Today I celebrate the life of my teacher who passed some fifteen years ago on this day. I remember so vividly sitting with him while he was ill, dying of metastasized cancer, both of us knowing that his time was approaching. It was January. We were in Bangalore where he was receiving treatments that we knew were mere gestures towards fighting the good fight. When all had gone to bed that night, I asked him when, when would that time be and how might I prepare.
At the very same time Appa's mother, who I called by the Tamil "Pati" for grandmother, was herself preparing to make her passage. Pati was well into her nineties ---we were never exactly sure how old she was--- dying of perfectly natural causes. "First I shall see Pati through. I am her only son and it is our custom that a son should say the rites. As for me, you will know the day." I was puzzled by Appa's remark about this day I was supposed to know beforehand but I didn't pursue the matter. Instead I asked him where he was going and how I might follow.

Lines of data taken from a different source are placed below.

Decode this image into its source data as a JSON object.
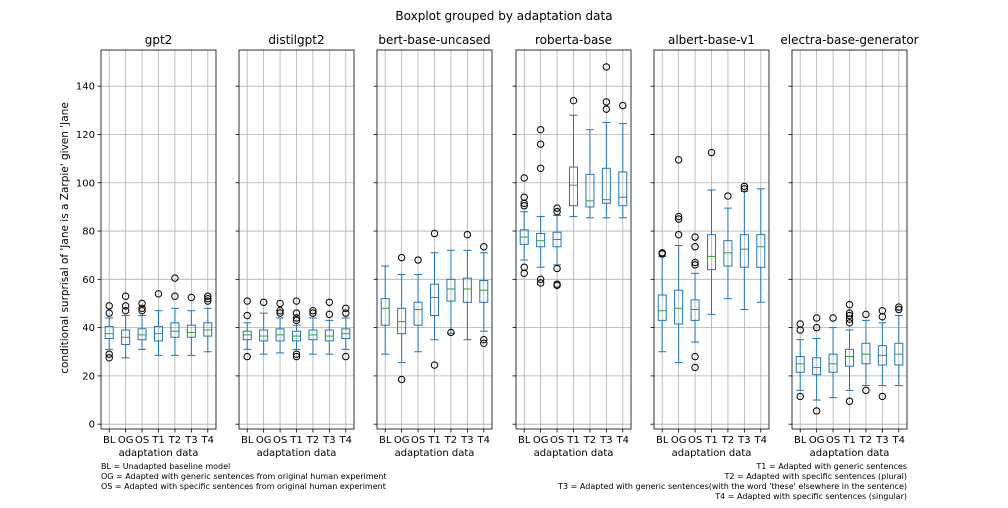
{
  "chart_data": {
    "type": "box",
    "suptitle": "Boxplot grouped by adaptation data",
    "ylabel": "conditional surprisal of 'Jane is a Zarpie' given 'Jane",
    "xlabel": "adaptation data",
    "ylim": [
      -2,
      155
    ],
    "yticks": [
      0,
      20,
      40,
      60,
      80,
      100,
      120,
      140
    ],
    "grid": true,
    "categories": [
      "BL",
      "OG",
      "OS",
      "T1",
      "T2",
      "T3",
      "T4"
    ],
    "colors": {
      "box": "#1f77b4",
      "median": "#2ca02c",
      "grid": "#b0b0b0"
    },
    "panels": [
      {
        "title": "gpt2",
        "boxes": [
          {
            "q1": 35.5,
            "median": 37.5,
            "q3": 40.5,
            "whisker_low": 31,
            "whisker_high": 44,
            "fliers": [
              27.5,
              29,
              46,
              49
            ]
          },
          {
            "q1": 33,
            "median": 36,
            "q3": 39,
            "whisker_low": 27.5,
            "whisker_high": 45,
            "fliers": [
              47,
              49,
              53
            ]
          },
          {
            "q1": 35,
            "median": 37,
            "q3": 39.5,
            "whisker_low": 31,
            "whisker_high": 45,
            "fliers": [
              47,
              48,
              50
            ]
          },
          {
            "q1": 34.5,
            "median": 37.5,
            "q3": 40.5,
            "whisker_low": 28.5,
            "whisker_high": 47,
            "fliers": [
              54
            ]
          },
          {
            "q1": 36,
            "median": 38.5,
            "q3": 42,
            "whisker_low": 28.5,
            "whisker_high": 48,
            "fliers": [
              53,
              60.5
            ]
          },
          {
            "q1": 36,
            "median": 38,
            "q3": 41,
            "whisker_low": 28.5,
            "whisker_high": 47,
            "fliers": [
              52.5
            ]
          },
          {
            "q1": 36.5,
            "median": 39,
            "q3": 42,
            "whisker_low": 30,
            "whisker_high": 48,
            "fliers": [
              51,
              52,
              53
            ]
          }
        ]
      },
      {
        "title": "distilgpt2",
        "boxes": [
          {
            "q1": 35,
            "median": 37,
            "q3": 38.5,
            "whisker_low": 31,
            "whisker_high": 42,
            "fliers": [
              28,
              45,
              51
            ]
          },
          {
            "q1": 34.5,
            "median": 36.5,
            "q3": 39,
            "whisker_low": 29,
            "whisker_high": 46,
            "fliers": [
              50.5
            ]
          },
          {
            "q1": 34.5,
            "median": 37,
            "q3": 39.5,
            "whisker_low": 29.5,
            "whisker_high": 44,
            "fliers": [
              46,
              47,
              50
            ]
          },
          {
            "q1": 34.5,
            "median": 36.5,
            "q3": 38.5,
            "whisker_low": 31,
            "whisker_high": 41,
            "fliers": [
              28,
              29,
              43,
              44,
              46,
              51
            ]
          },
          {
            "q1": 35,
            "median": 37,
            "q3": 39,
            "whisker_low": 29,
            "whisker_high": 44,
            "fliers": [
              46,
              47
            ]
          },
          {
            "q1": 34.5,
            "median": 36.5,
            "q3": 39,
            "whisker_low": 29,
            "whisker_high": 43,
            "fliers": [
              45.5,
              50.5
            ]
          },
          {
            "q1": 35.5,
            "median": 37.5,
            "q3": 39.5,
            "whisker_low": 31,
            "whisker_high": 44,
            "fliers": [
              28,
              46,
              48
            ]
          }
        ]
      },
      {
        "title": "bert-base-uncased",
        "boxes": [
          {
            "q1": 41,
            "median": 48,
            "q3": 52,
            "whisker_low": 29,
            "whisker_high": 65.5,
            "fliers": []
          },
          {
            "q1": 37.5,
            "median": 42.5,
            "q3": 48,
            "whisker_low": 25.5,
            "whisker_high": 62,
            "fliers": [
              18.5,
              69
            ]
          },
          {
            "q1": 41,
            "median": 47.5,
            "q3": 50.5,
            "whisker_low": 30,
            "whisker_high": 62,
            "fliers": [
              68
            ]
          },
          {
            "q1": 45,
            "median": 52.5,
            "q3": 58,
            "whisker_low": 35,
            "whisker_high": 71,
            "fliers": [
              24.5,
              79
            ]
          },
          {
            "q1": 51,
            "median": 56,
            "q3": 60,
            "whisker_low": 37.5,
            "whisker_high": 72,
            "fliers": [
              38
            ]
          },
          {
            "q1": 50.5,
            "median": 56,
            "q3": 60.5,
            "whisker_low": 35,
            "whisker_high": 72,
            "fliers": [
              78.5
            ]
          },
          {
            "q1": 50.5,
            "median": 55.5,
            "q3": 59.5,
            "whisker_low": 38.5,
            "whisker_high": 71,
            "fliers": [
              33.5,
              35,
              73.5
            ]
          }
        ]
      },
      {
        "title": "roberta-base",
        "boxes": [
          {
            "q1": 74.5,
            "median": 77.5,
            "q3": 80.5,
            "whisker_low": 68,
            "whisker_high": 88,
            "fliers": [
              62.5,
              65,
              90.5,
              91.5,
              94,
              102
            ]
          },
          {
            "q1": 73.5,
            "median": 76,
            "q3": 79,
            "whisker_low": 65,
            "whisker_high": 86,
            "fliers": [
              58.5,
              60,
              106,
              116,
              122
            ]
          },
          {
            "q1": 73.5,
            "median": 76.5,
            "q3": 79.5,
            "whisker_low": 66,
            "whisker_high": 86.5,
            "fliers": [
              57.5,
              58,
              64.5,
              88,
              89.5
            ]
          },
          {
            "q1": 90.5,
            "median": 99,
            "q3": 106.5,
            "whisker_low": 86,
            "whisker_high": 128,
            "fliers": [
              134
            ]
          },
          {
            "q1": 90,
            "median": 92.5,
            "q3": 103.5,
            "whisker_low": 85.5,
            "whisker_high": 122,
            "fliers": []
          },
          {
            "q1": 91.5,
            "median": 93,
            "q3": 106,
            "whisker_low": 85.5,
            "whisker_high": 125,
            "fliers": [
              130.5,
              133.5,
              148
            ]
          },
          {
            "q1": 90.5,
            "median": 94,
            "q3": 104.5,
            "whisker_low": 85.5,
            "whisker_high": 124.5,
            "fliers": [
              132
            ]
          }
        ]
      },
      {
        "title": "albert-base-v1",
        "boxes": [
          {
            "q1": 43,
            "median": 47,
            "q3": 53.5,
            "whisker_low": 30,
            "whisker_high": 69.5,
            "fliers": [
              70.5,
              71
            ]
          },
          {
            "q1": 41.5,
            "median": 48,
            "q3": 55.5,
            "whisker_low": 25.5,
            "whisker_high": 74,
            "fliers": [
              78.5,
              85,
              86,
              109.5
            ]
          },
          {
            "q1": 43,
            "median": 47.5,
            "q3": 51.5,
            "whisker_low": 34,
            "whisker_high": 62.5,
            "fliers": [
              23.5,
              28,
              66,
              67,
              73.5,
              77.5
            ]
          },
          {
            "q1": 64,
            "median": 69.5,
            "q3": 78.5,
            "whisker_low": 45.5,
            "whisker_high": 97,
            "fliers": [
              112.5
            ]
          },
          {
            "q1": 65.5,
            "median": 71,
            "q3": 76,
            "whisker_low": 52,
            "whisker_high": 89.5,
            "fliers": [
              94.5
            ]
          },
          {
            "q1": 65,
            "median": 72.5,
            "q3": 78.5,
            "whisker_low": 47.5,
            "whisker_high": 96.5,
            "fliers": [
              97.5,
              98.5
            ]
          },
          {
            "q1": 65,
            "median": 73.5,
            "q3": 78.5,
            "whisker_low": 50.5,
            "whisker_high": 97.5,
            "fliers": []
          }
        ]
      },
      {
        "title": "electra-base-generator",
        "boxes": [
          {
            "q1": 21.5,
            "median": 25,
            "q3": 28,
            "whisker_low": 14,
            "whisker_high": 35,
            "fliers": [
              11.5,
              39,
              41.5
            ]
          },
          {
            "q1": 20.5,
            "median": 23.5,
            "q3": 27.5,
            "whisker_low": 10,
            "whisker_high": 35.5,
            "fliers": [
              5.5,
              40,
              44
            ]
          },
          {
            "q1": 21.5,
            "median": 25,
            "q3": 29,
            "whisker_low": 11,
            "whisker_high": 40,
            "fliers": [
              44
            ]
          },
          {
            "q1": 24,
            "median": 28,
            "q3": 31,
            "whisker_low": 14,
            "whisker_high": 39,
            "fliers": [
              9.5,
              42,
              43.5,
              45,
              46,
              49.5
            ]
          },
          {
            "q1": 25,
            "median": 29,
            "q3": 33.5,
            "whisker_low": 16,
            "whisker_high": 43,
            "fliers": [
              14,
              45.5
            ]
          },
          {
            "q1": 24.5,
            "median": 28.5,
            "q3": 32.5,
            "whisker_low": 16,
            "whisker_high": 42,
            "fliers": [
              11.5,
              44.5,
              47
            ]
          },
          {
            "q1": 24.5,
            "median": 29,
            "q3": 33.5,
            "whisker_low": 16,
            "whisker_high": 45,
            "fliers": [
              47.5,
              48.5
            ]
          }
        ]
      }
    ],
    "footnotes_left": [
      "BL = Unadapted baseline model",
      "OG = Adapted with generic sentences from original human experiment",
      "OS = Adapted with specific sentences from original human experiment"
    ],
    "footnotes_right": [
      "T1 = Adapted with generic sentences",
      "T2 = Adapted with specific sentences (plural)",
      "T3 = Adapted with generic sentences(with the word 'these' elsewhere in the sentence)",
      "T4 = Adapted with specific sentences (singular)"
    ]
  }
}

"Where do you think I am going?" he asked.
"Honestly, I don't know."
"What do you think eternity is like?"
"I think it is silent and I will have to live here with that silence. I will miss our conversations."
"Then to be with me," Appa said, "you will have to go to that silence inside yourself. You will have to go more deeply into your own heart. And there you'll find me too, in that place where our conversations will continue."
I can remember still sitting there beside him, crying as quietly as I could. I couldn't yet imagine how I might bear this silence when it seemed only to be loss.
When the phone rang that morning in April with the news, it was exactly sixteen years from the very day that Appa had given me the essential practices, the mantras of Auspicious Wisdom. He chose to leave his life on the day I had always considered the luckiest of my life, my divya-diksha, the day of divine initiations. On this day those many years earlier he had opened the doors of perception to show me how I might see the more there is in this gift of embodied life. It was as if he were saying that I couldn't make this day merely one of grief or only for this remembrance; that it had to be as much my day as his, so that I could never forsake hope or fail to appreciate the presence of grace in this life. He was a wily one, that Appa. He never liked to see anyone in pain and he had a way of making those around him remember that there is always more and always a chance to become a better human being.
Gopala Aiyar Sundaramoorthy. Never fancied himself guru, much less enlightened being. Had no desire for the limelight or even those attentions and honors received that were so richly his due. But I should like to remember him today in these few words, for his was a life truly made of compassion and learning, of generosity and genius. His life has made so many lives the richer. He would never have presumed himself flawless and neither shall I. What I can say is that he was a man and Nature, the Auspicious One Herself, gave him to us as a gift, a life so precious in value, so ferocious in goodness, and so gentle in light that I believe he will never be forgotten but rather always heard clearly, in hearts, in the silence.